To address frequent base station (BS) handovers and beam alignment challenges in multi-cell UAV corridors—caused by high-altitude mobility and three-dimensional (3D) motion—this paper proposes a channel-twin-driven cross-layer resource optimization framework. We construct a high-fidelity channel digital twin model at the antenna array level to enable joint beamforming and ternary association among UAVs, BSs, and beams. Further, we design a waypoint-based two-stage optimization algorithm that jointly optimizes BS selection and beam steering in dynamic 3D environments. Compared to conventional approaches, the proposed method significantly improves end-to-end throughput, achieving an average gain of 32.7% under dense deployment and time-varying channel conditions. This work establishes a scalable and robust resource management paradigm for 5G/6G aerial corridor communications.

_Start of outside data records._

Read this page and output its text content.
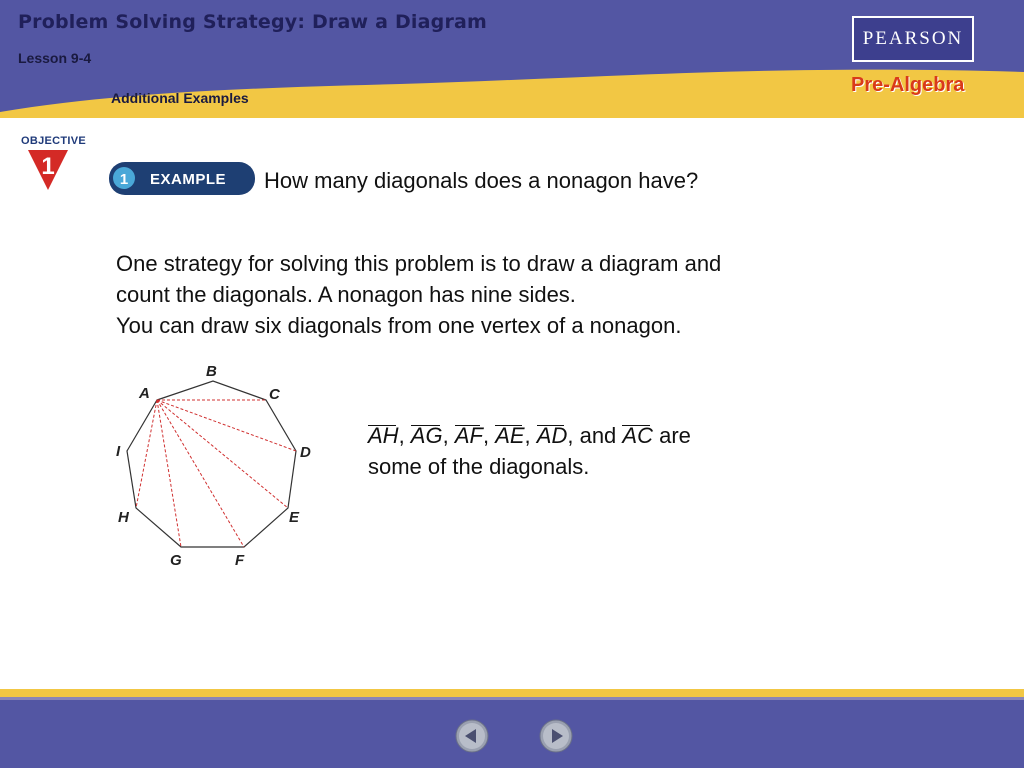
Problem Solving Strategy: Draw a Diagram
Lesson 9-4
Additional Examples
PEARSON
Pre-Algebra
OBJECTIVE
1	1 EXAMPLE How many diagonals does a nonagon have?
One strategy for solving this problem is to draw a diagram and
count the diagonals. A nonagon has nine sides.
You can draw six diagonals from one vertex of a nonagon.
A
B
C
D
E
F
G
H
I
AH, AG, AF, AE, AD, and AC are
some of the diagonals.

Base station (BS) association and beam selection in multi-cell drone corridor networks present unique challenges due to the high altitude, mobility and three-dimensional movement of drones. These factors lead to frequent handovers and complex beam alignment issues, especially in environments with dense BS deployments and varying signal conditions. To address these challenges, this paper proposes a channel-twin (CT) enabled resource-allocation framework for drone-corridor communications, where the CT constitutes the radio-channel component of a broader digital-twin (DT) environment. The CT supplies high-fidelity channel-state information (CSI), which drives a two-stage optimization procedure. In Stage 1, array-level beamforming weights at each BS are selected to maximize antenna gain. In Stage 2, the framework jointly optimizes drone-BS-beam associations at discrete corridor way-points to maximize end-to-end throughput. Simulation results confirm that the CT-driven strategy delivers significant throughput gains over baseline methods across diverse operating scenarios, validating the effectiveness of integrating precise digital-twin channel models with cross-layer resource optimization.